Na universidade, descobrimos que não era bem assim. Monopólios, oligopólios, interesses. Homens maus. Empresas. Donos de empresas. O capital. Meu Deus, o capital. Meu Deus não que ficamos meio ateus. Pra lá com esse negócio de religião. Mas, por Nietzsche! Santa patifaria, Bátema. O capital! A indústria cultural, a pós-contemporaneidade e essa inutilidade toda. Aquele jornalismo bonito e formoso do microfone na mão salvando o mundo foi ao caralho e não voltou.

Mas, insistimos. Arrumamos estágios. Ganhamos o mínimo e vales-transportes. Cortamos jornais! Lembra? Era o tal do clipping. Cortamos jornais como no jardim de infância e fingimos que aquilo ali era para aprender Jornalismo. Quase como o Daniel San pintando o muro, consertando a ponte, limpando carro. A diferença é que não ganharíamos o campeonato no final, muito menos provaríamos aos Cobra Kai que éramos melhorzinhos, bons moços.
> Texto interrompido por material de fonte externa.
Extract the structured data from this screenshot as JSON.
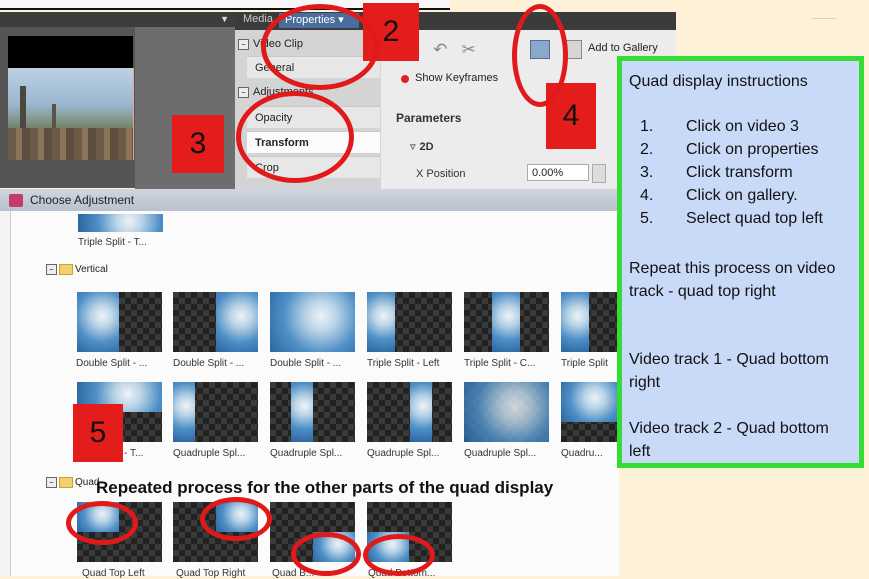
{
  "top_panel": {
    "tabs": [
      "Media",
      "Properties"
    ],
    "properties_tree": {
      "video_clip": "Video Clip",
      "general": "General",
      "adjustments": "Adjustments",
      "opacity": "Opacity",
      "transform": "Transform",
      "crop": "Crop"
    },
    "toolbar": {
      "add_to_gallery": "Add to Gallery",
      "show_keyframes": "Show Keyframes"
    },
    "parameters": {
      "heading": "Parameters",
      "group": "2D",
      "x_position_label": "X Position",
      "x_position_value": "0.00%"
    }
  },
  "dialog": {
    "title": "Choose Adjustment",
    "top_item": "Triple Split - T...",
    "folders": {
      "vertical": "Vertical",
      "quad": "Quad"
    },
    "row1": [
      "Double Split - ...",
      "Double Split - ...",
      "Double Split - ...",
      "Triple Split - Left",
      "Triple Split - C...",
      "Triple Split"
    ],
    "row2": [
      "...it - T...",
      "Quadruple Spl...",
      "Quadruple Spl...",
      "Quadruple Spl...",
      "Quadruple Spl...",
      "Quadru..."
    ],
    "quad_items": [
      "Quad Top Left",
      "Quad Top Right",
      "Quad B...",
      "Quad Bottom..."
    ]
  },
  "annotations": {
    "step_2": "2",
    "step_3": "3",
    "step_4": "4",
    "step_5": "5",
    "banner": "Repeated process for the other parts of the quad display"
  },
  "instructions": {
    "title": "Quad display instructions",
    "steps": [
      {
        "num": "1.",
        "text": "Click on video 3"
      },
      {
        "num": "2.",
        "text": "Click on properties"
      },
      {
        "num": "3.",
        "text": "Click transform"
      },
      {
        "num": "4.",
        "text": "Click on gallery."
      },
      {
        "num": "5.",
        "text": "Select quad top left"
      }
    ],
    "para1": "Repeat this process on video track - quad top right",
    "para2": "Video track 1 - Quad bottom right",
    "para3": "Video track 2 - Quad bottom left"
  },
  "colors": {
    "annotation_red": "#e41c1c",
    "instructions_border": "#33dd33",
    "instructions_bg": "#c9daf8",
    "background": "#fdf1d8"
  }
}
Conseguimos empregos. Alguns até bons. Outros meia-boca. Penamos, coitados. Pegamos muita porrada. Não da polícia. Não dos militares. Não para ver o Brasil atolado na Democracia. Pegamos porrada para aprender. A ser profissionais. A ser gente. A ser duro o suficiente. E porque merecíamos. Ou você acha que um moleque criado vendo Xuxa, comendo Danoninho, trancafiado em um apartamento não merece porrada? Eu acho que merece. Até eu que não tive nada disso mereço. E muita. Pegamos todas.

Aprendemos um pouquinho, no final das contas. O lead, o sub-lead. O molho do texto. A entonação. A escrever direito release. A beber, a fumar maconha, a cheirar, a fuder sem compromisso, a varar a noite falando merda. Aprendemos o jogo por trás das câmeras. A ganhar a gostosinha que aparecia na tevê. A mentir para ter um minuto de paz. Ficamos gordos. Olhe-se no espelho. Você está gordo. Aprendemos a ser gordos.

Ficamos violentos, falastrões. Do estagiário dos recortes de jornal, viramos heróis de nós mesmos. Compramos carros, viajamos. Ganhamos prêmios. Conhecemos Londres, Paris. Fomos ali em Amsterdã, olha só. Casamos. Com e sem amor, casamos. Achamos tudo um lixo ao olhar para trás, tudo um saco. Nem valeu de nada.

Cansados, brigamos por dinheiro. Por cargos. Por folgas. Por café quente. Mesa arrumada. Pelo bem dos nossos assessorados. Nossos patrões. Nossos políticos preferidos. Nossas descrenças. Salário, bucetas, rolas, pelo capital. Meu Deus, pelo capital, brigamos nós! Fizemos barracos horríveis. Criamos caso por nossas mulheres, nossos homens. Brigamos por quase tudo. Menos pelo bom jornalismo, aquele que nunca mencionamos, nem soubemos o que é. Aquele que nunca esteve nem no rapaz de terno nem na moça bonita de microfone na mão. Enfim, o nariz embotou com a imundície escorrendo na nossa cara todos os dias. Sem desconfiar, sem saber de nada como sempre, acostumamos.